Choices and decisions.

The rallying theme I see so often in other blogs is having no regrets.  I’m guilty of that.  Often pointing out I have no regrets, just lessons learned.  But seriously, how can we really go through life without regrets?  I think that maybe the reason I say that is because if I have regrets about a choice I’ve made then I’m admitting I made a mistake.

And we can’t admit we’ve made mistakes…can we?

This came up for me in reflecting on the leaving my job.  Did I make a mistake?  Should I have just stayed and seen things through?  I see my former staff disintegrating and I can’t help but feel somewhat responsible. Realistically I know that things were headed downhill and staying was very unhealthy for me but at the same time I find myself wondering if I did the right thing.

Leaving my job has caused me to look at my life in painstakingly detail.  For a long time my friends have pointed out that they believe I work(ed) so much to avoid dealing with things in my life that made me unhappy.  Recently my shrink pointed out that without being so busy at work I was going to learn some things about myself.  So far the learning experience hs been less than pleasant.

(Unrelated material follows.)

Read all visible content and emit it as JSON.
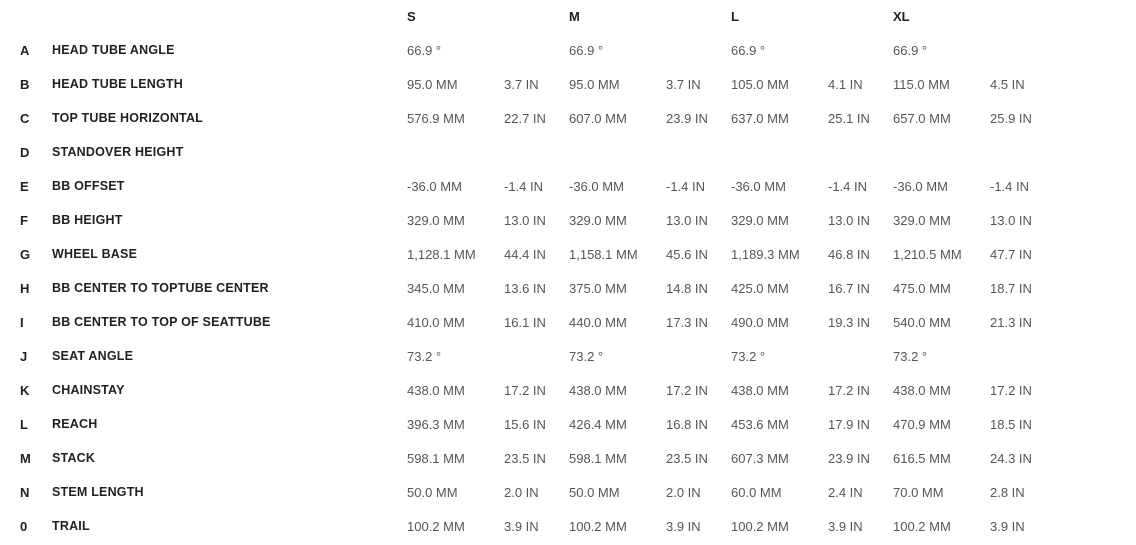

It seems for a long time my job, with all of its stresses, was the glue holding me together.  Because right now I feel like I’m just falling to pieces.  I don’t feel despondent or pessimistic about the future.  I just no longer know what my future is.  For someone like me that’s a rough place to be.  However, that’s also the positive side of this.  I don’ t know what’s ahead.  I’ve taken things back to basics, so to speak.  Whatever choices I do make, I’m going to make the most of them and do so knowing that it’s what is the right thing for me.

Or at least I hope it works out that way.